Search code examples
pythonazuremachine-learningcommandazure-machine-learning-service

Control where Source Code for Azure ML Command gets Uploaded


I'm working in a notebook in Azure Machine Learning Studio and I'm using the following code block to instantiate a job using the command function.

from azure.ai.ml import command, Input, Output
from azure.ai.ml.entities import Data
from azure.ai.ml.constants import AssetTypes

subscription_id = "<subscription_id>"
resource_group = "<resource_group>"
workspace = "<workspace>"
storage_account = "<storage_account>"
input_path = "<input_path>"
output_path = "<output_path>"

input_dict = {
    "input_data_object": Input(
        type=AssetTypes.URI_FILE, 
        path=f"azureml://subscriptions/{subscription_id}/resourcegroups/{resource_group}/workspaces/{workspace}/datastores/{storage_account}/paths/{input_path}"
    )
}

output_dict = {
    "output_folder_object": Output(
        type=AssetTypes.URI_FOLDER,
        path=f"azureml://subscriptions/{subscription_id}/resourcegroups/{resource_group}/workspaces/{workspace}/datastores/{storage_account}/paths/{output_path}",
    )
}

job = command(
    code="./src", 
    command="python 01_read_write_data.py -v --input_data=${{inputs.input_data_object}} --output_folder=${{outputs.output_folder_object}}",
    inputs=input_dict,
    outputs=output_dict,
    environment="<asset_env>",
    compute="<compute_cluster>",
)

returned_job = ml_client.create_or_update(job)

This runs successfully but with each run, if the code stored within the ./src directory changes then a new copy is uploaded to the default blob storage account. I don't mind this, but with each run, the code is uploaded to a new container at the root of my blob storage account. Therefore my default storage account is getting cluttered with containers. I've read the docs for instantiating a command object using the command() function, but I see no parameter available to control where my ./src code gets uploaded. Is there any way to control this?


Solution

  • You can not control where the code should upload but what you can do is directly giving the path of your storage account where you code is saved.

    For the parameter code in command job function you can give

    local path or "http:", "https:", or "azureml:" url pointing to a remote location.

    When you give local path it tries to create container and upload the code, so, i would recommend using https.
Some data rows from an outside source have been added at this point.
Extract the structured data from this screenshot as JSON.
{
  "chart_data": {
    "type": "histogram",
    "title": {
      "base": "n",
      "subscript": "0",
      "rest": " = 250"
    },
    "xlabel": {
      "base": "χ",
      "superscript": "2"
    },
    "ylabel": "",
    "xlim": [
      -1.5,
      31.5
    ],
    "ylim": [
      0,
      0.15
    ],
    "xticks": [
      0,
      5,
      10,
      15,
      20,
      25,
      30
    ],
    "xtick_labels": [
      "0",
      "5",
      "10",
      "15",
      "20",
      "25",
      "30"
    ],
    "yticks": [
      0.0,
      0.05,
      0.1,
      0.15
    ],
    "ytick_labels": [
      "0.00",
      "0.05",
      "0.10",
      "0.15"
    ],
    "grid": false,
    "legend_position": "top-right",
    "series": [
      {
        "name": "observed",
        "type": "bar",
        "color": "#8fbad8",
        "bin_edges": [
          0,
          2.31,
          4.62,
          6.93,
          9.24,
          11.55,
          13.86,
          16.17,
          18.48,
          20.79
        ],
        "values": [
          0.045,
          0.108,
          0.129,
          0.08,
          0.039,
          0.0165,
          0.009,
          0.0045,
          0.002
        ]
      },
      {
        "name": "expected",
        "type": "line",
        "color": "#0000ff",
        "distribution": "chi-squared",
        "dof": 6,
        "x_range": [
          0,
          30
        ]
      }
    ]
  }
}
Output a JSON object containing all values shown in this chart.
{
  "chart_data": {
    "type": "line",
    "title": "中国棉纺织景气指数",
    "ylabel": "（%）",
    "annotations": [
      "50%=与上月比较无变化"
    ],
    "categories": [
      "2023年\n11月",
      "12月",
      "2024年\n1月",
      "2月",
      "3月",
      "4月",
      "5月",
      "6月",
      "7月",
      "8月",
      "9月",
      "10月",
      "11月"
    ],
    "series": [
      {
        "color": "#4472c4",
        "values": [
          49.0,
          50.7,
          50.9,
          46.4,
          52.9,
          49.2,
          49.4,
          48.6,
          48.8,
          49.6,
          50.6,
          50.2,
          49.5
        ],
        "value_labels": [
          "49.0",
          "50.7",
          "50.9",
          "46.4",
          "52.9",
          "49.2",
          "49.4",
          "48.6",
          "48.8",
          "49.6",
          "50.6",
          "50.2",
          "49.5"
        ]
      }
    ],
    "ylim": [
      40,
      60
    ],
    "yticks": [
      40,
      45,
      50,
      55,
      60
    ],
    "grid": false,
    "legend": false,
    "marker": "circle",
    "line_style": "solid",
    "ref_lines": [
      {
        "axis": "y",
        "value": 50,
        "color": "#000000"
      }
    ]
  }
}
    If the you python code in src folder than you upload it to any folder in your storage account and copy https path.

    enter image description here

    Sample code

    command_job = command(
        code="https://jgsml28890137600.blob.core.windows.net/data/src/",
        command="echo hi from command",
        environment="azureml:docker-context-example-10:1",
        timeout=10800
    )
    

    Note: Storage account should be associated with ml workspace, if not create a datastore linking you storage account and the http path.